As fragile as Fiat Chrysler Automobiles has appeared to be in recent years, on Friday the company laid out a determined and doable strategy for the post-Sergio Marchionne era — one that should position it to be a highly profitable, stand-alone automaker for the foreseeable future.
That's a far cry from where FCA stood in May 2014, when it last presented a five-year business plan. Then, analysts scoffed at financial projections for 2018 — projections the company is now on track to hit.
And it's a world away from where the company was in November 2009, shortly after Fiat assumed control of a bankrupt Chrysler and presented a plan that would resurrect a company left for dead.

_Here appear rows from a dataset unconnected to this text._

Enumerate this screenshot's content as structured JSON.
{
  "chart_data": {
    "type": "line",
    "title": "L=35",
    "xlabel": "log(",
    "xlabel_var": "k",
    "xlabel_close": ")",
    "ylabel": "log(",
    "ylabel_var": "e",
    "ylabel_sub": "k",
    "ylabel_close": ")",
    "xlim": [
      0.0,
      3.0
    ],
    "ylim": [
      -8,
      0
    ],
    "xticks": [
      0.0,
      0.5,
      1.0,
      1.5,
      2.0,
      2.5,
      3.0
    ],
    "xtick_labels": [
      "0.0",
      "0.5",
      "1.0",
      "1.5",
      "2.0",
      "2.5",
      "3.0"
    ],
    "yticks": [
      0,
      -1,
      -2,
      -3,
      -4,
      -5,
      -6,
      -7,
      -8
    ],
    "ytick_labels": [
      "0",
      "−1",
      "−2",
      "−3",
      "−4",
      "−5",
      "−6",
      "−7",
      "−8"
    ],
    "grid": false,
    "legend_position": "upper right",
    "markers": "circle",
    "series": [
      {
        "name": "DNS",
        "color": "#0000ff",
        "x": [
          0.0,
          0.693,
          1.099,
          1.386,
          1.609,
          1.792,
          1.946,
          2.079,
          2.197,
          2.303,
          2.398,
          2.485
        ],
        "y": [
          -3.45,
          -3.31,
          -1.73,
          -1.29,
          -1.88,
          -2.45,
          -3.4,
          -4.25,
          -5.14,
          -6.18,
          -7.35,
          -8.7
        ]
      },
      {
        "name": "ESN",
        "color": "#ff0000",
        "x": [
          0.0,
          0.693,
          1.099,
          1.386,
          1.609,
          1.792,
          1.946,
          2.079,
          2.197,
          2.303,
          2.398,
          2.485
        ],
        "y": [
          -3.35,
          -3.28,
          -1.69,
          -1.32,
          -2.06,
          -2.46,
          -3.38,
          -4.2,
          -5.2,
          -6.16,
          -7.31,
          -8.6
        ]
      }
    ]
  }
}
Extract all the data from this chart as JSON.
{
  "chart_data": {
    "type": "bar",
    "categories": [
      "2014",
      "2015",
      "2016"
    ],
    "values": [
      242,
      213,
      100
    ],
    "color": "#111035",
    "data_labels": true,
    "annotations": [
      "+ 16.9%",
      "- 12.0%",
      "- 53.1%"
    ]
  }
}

Analysts are no longer scoffing.
"What they presented today really does feel like it builds on what they've accomplished in the last five years," said Stephanie Brinley, principal automotive analyst with IHS Markit who attended the Friday, June 1, presentation in Balocco, Italy. "They are aggressive, but there's logic behind the targets. The difference between today and 2014 is that FCA is done now needing to set up for an IPO, and done with proving that they can do the things they need to do" to survive independently.
Last week, FCA said it could achieve adjusted earnings before interest and taxes of between 9 and 11 percent by 2022, compared with 6.3 percent adjusted EBIT in 2017. And it said that it would end this month with more cash on hand than debt on its books for the first time since what ultimately became FCA was jammed together almost a decade ago.

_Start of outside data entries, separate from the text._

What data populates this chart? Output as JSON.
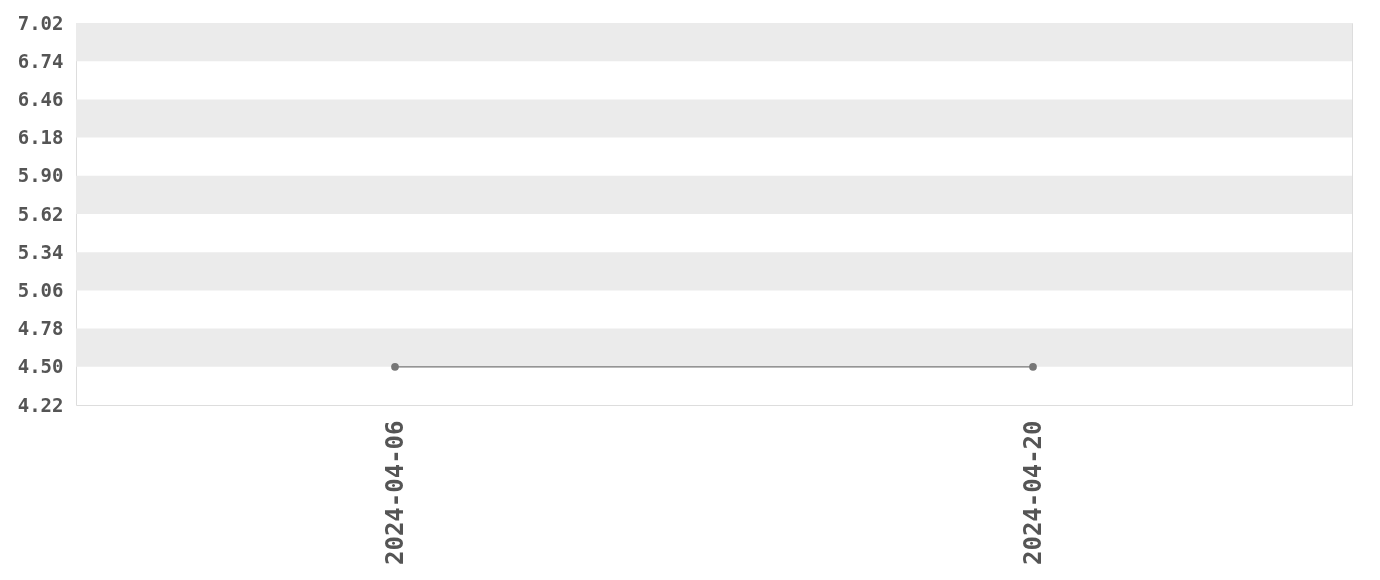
{
  "chart_data": {
    "type": "line",
    "categories": [
      "2024-04-06",
      "2024-04-20"
    ],
    "series": [
      {
        "color": "#767676",
        "values": [
          4.5,
          4.5
        ]
      }
    ],
    "ylim": [
      4.22,
      7.02
    ],
    "yticks": [
      4.22,
      {
        "value": 4.5,
        "label": "4.50"
      },
      4.78,
      5.06,
      5.34,
      5.62,
      {
        "value": 5.9,
        "label": "5.90"
      },
      6.18,
      6.46,
      6.74,
      7.02
    ],
    "bands": [
      {
        "axis": "y",
        "from": 6.74,
        "to": 7.02,
        "color": "#ebebeb"
      },
      {
        "axis": "y",
        "from": 6.18,
        "to": 6.46,
        "color": "#ebebeb"
      },
      {
        "axis": "y",
        "from": 5.62,
        "to": 5.9,
        "color": "#ebebeb"
      },
      {
        "axis": "y",
        "from": 5.06,
        "to": 5.34,
        "color": "#ebebeb"
      },
      {
        "axis": "y",
        "from": 4.5,
        "to": 4.78,
        "color": "#ebebeb"
      }
    ],
    "marker": "circle",
    "line_style": "solid"
  }
}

Unlike previous five-year plan presentations, CEO Sergio Marchionne and top lieutenants provided few specifics on product timelines, powertrain offerings and volumes. And they had to address persistent criticisms of their previous plans for neglecting how the company would compete in fledgling technologies such as electrification and autonomous driving, and in other industry experiments such as subscription models.
CFO Richard Palmer — seen as a potential CEO when the 65-year-old Marchionne retires in early 2019 — painted a detailed picture of how FCA would remain profitable even if auto sales in North America or globally plunge 20 percent, marking a sharp departure from Chrysler's historical susceptibility to U.S. market downturns.